A analista da Control Risks que segue as economias lusófonas disse hoje à Lusa que Angola é o País africano com mais potencial para responder às necessidades energéticas da Europa, que procura afastar-se da Rússia.

"Angola é o País com mais potencial para responder às necessidades energéticas da União Europeia a curto prazo; é um dos poucos Países na região que já exporta gás para os mercados internacionais, incluindo Brasil, Japão, China e Coreia do Sul", disse Marisa Lourenço, em declarações à Lusa a propósito da nova política energética europeia.

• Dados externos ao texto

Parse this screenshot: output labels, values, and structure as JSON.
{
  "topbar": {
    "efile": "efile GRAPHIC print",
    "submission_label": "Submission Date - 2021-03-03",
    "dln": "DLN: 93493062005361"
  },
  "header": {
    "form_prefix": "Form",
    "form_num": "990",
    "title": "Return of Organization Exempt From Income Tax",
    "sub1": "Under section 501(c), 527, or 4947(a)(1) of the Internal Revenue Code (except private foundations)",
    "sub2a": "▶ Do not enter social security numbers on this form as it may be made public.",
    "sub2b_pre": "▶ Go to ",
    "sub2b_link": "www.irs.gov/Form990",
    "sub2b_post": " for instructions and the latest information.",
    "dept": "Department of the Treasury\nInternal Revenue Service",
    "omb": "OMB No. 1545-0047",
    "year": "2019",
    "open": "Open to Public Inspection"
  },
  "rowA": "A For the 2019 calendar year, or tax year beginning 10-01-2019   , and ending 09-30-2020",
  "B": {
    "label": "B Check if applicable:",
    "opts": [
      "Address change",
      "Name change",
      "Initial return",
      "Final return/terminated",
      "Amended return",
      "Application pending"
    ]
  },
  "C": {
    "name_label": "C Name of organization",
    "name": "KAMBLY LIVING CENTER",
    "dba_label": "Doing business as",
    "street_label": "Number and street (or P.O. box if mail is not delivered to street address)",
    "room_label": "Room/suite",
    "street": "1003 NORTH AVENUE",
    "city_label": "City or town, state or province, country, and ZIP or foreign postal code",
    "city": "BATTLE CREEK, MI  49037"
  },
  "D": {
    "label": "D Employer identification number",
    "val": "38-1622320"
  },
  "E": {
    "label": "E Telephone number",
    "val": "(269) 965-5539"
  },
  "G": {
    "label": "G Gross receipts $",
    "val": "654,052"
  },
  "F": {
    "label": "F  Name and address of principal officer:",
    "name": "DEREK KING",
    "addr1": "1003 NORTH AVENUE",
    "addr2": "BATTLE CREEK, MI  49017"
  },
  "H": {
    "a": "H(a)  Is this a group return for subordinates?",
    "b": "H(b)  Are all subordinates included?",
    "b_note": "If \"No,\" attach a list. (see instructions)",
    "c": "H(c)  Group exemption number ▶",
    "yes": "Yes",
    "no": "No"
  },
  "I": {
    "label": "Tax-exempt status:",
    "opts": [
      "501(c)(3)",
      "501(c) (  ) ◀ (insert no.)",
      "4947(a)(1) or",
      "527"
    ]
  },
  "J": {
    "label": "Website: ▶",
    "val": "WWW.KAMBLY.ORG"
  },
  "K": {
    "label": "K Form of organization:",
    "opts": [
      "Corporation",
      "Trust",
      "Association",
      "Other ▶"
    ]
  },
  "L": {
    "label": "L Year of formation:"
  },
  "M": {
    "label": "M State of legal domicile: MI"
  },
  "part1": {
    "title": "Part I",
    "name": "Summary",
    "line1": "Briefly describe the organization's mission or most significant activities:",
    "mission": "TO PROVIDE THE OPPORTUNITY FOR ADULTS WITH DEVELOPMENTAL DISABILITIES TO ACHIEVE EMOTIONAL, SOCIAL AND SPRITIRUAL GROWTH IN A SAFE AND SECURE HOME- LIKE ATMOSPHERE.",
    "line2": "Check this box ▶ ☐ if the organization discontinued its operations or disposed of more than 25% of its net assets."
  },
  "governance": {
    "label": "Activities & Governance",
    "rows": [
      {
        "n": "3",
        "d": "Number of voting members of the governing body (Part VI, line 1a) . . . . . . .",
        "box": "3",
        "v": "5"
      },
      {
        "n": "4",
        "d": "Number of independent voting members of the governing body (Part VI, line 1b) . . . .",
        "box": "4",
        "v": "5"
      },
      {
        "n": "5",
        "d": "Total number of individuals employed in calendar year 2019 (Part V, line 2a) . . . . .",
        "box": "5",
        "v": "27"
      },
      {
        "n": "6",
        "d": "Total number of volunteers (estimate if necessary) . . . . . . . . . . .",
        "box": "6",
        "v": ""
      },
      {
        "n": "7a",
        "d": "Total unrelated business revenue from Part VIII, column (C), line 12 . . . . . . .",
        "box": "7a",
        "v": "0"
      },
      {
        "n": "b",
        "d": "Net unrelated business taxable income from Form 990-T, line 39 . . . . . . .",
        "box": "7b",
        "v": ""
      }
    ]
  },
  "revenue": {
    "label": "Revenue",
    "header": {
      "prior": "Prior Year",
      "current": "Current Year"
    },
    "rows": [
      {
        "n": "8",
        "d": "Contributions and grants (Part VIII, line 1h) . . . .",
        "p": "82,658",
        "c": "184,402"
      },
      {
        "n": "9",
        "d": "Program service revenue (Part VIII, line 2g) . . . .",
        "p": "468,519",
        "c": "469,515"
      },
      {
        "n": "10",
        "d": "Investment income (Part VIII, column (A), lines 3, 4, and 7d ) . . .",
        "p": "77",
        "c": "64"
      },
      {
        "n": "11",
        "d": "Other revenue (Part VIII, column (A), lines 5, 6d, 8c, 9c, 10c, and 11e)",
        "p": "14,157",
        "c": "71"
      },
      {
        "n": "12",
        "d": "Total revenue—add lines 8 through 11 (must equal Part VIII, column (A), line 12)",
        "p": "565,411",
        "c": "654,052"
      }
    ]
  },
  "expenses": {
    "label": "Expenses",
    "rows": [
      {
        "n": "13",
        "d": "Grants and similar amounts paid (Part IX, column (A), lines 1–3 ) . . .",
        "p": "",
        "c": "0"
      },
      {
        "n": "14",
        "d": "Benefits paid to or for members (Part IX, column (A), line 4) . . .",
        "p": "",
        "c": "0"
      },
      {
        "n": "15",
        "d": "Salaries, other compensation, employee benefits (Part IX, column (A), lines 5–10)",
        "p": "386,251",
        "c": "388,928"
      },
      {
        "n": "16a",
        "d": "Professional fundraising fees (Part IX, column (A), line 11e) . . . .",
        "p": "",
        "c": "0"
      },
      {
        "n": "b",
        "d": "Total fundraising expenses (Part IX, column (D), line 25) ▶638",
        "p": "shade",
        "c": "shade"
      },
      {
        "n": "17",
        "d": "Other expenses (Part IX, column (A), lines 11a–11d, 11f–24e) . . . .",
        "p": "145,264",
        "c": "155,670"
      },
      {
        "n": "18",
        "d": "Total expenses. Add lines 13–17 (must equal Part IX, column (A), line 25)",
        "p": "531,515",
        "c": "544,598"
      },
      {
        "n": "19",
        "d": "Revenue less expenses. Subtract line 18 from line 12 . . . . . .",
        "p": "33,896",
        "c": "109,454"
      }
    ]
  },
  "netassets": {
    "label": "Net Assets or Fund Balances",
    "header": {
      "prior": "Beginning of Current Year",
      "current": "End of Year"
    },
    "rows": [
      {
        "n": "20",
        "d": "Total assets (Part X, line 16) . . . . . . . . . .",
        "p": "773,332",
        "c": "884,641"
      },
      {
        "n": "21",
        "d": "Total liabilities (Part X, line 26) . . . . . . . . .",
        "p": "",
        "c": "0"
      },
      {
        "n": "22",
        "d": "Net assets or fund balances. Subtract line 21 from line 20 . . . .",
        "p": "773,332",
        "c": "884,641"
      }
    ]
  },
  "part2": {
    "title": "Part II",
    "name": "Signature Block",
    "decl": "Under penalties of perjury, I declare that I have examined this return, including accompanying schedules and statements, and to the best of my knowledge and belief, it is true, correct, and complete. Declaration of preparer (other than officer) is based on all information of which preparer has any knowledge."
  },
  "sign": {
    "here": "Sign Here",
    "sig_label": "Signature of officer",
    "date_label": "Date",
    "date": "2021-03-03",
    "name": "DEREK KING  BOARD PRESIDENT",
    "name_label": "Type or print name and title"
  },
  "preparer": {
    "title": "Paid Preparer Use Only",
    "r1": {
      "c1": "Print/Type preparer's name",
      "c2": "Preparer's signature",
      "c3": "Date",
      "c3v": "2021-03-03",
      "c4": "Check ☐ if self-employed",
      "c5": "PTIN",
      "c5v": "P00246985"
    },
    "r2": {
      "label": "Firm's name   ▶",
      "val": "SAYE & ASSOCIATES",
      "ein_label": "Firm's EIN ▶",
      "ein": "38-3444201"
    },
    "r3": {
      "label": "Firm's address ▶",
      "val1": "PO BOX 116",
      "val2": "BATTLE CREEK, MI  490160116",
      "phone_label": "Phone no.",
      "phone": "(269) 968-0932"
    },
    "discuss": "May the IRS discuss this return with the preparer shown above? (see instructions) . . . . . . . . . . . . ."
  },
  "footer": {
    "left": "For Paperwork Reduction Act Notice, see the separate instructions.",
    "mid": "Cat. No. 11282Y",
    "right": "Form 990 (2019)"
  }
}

Em causa está a tentativa dos países ocidentais de diversificarem as compras de gás à Rússia, e a perspectiva de que os países africanos produtores de gás podem ser uma alternativa viável.

"A capacidade de aumentar a produção de gás, juntamente com a cadeia de fornecimento já bem estabelecida, torna o País o imediato vencedor da mudança geopolítica originada pela guerra na Ucrânia, com a Guiné Equatorial, a República Democrática do Congo, a Mauritânia e o Senegal a estarem bem posicionados para beneficiar nos próximos dois a três anos", disse a analista.

"Angola não só tem já uma infra-estrutura de exportações que lhe dá uma vantagem face aos pares regionais, permitindo à União Europeia aceder às cadeias de fornecimento, como as principais petrolíferas não têm de investir tanto capital para aceder às reservas, e é capaz de aumentar a produção", acrescentou a analista.

Elogiando a Sonangol como "uma empresa competente que é capaz de atrair trabalhadores estrangeiros altamente qualificados", a analista da Control Risks salienta que os países europeus já estão a olhar para Angola, exemplificando com o "importante acordo" entre a Itália e o País para "diversificar as fontes de energia".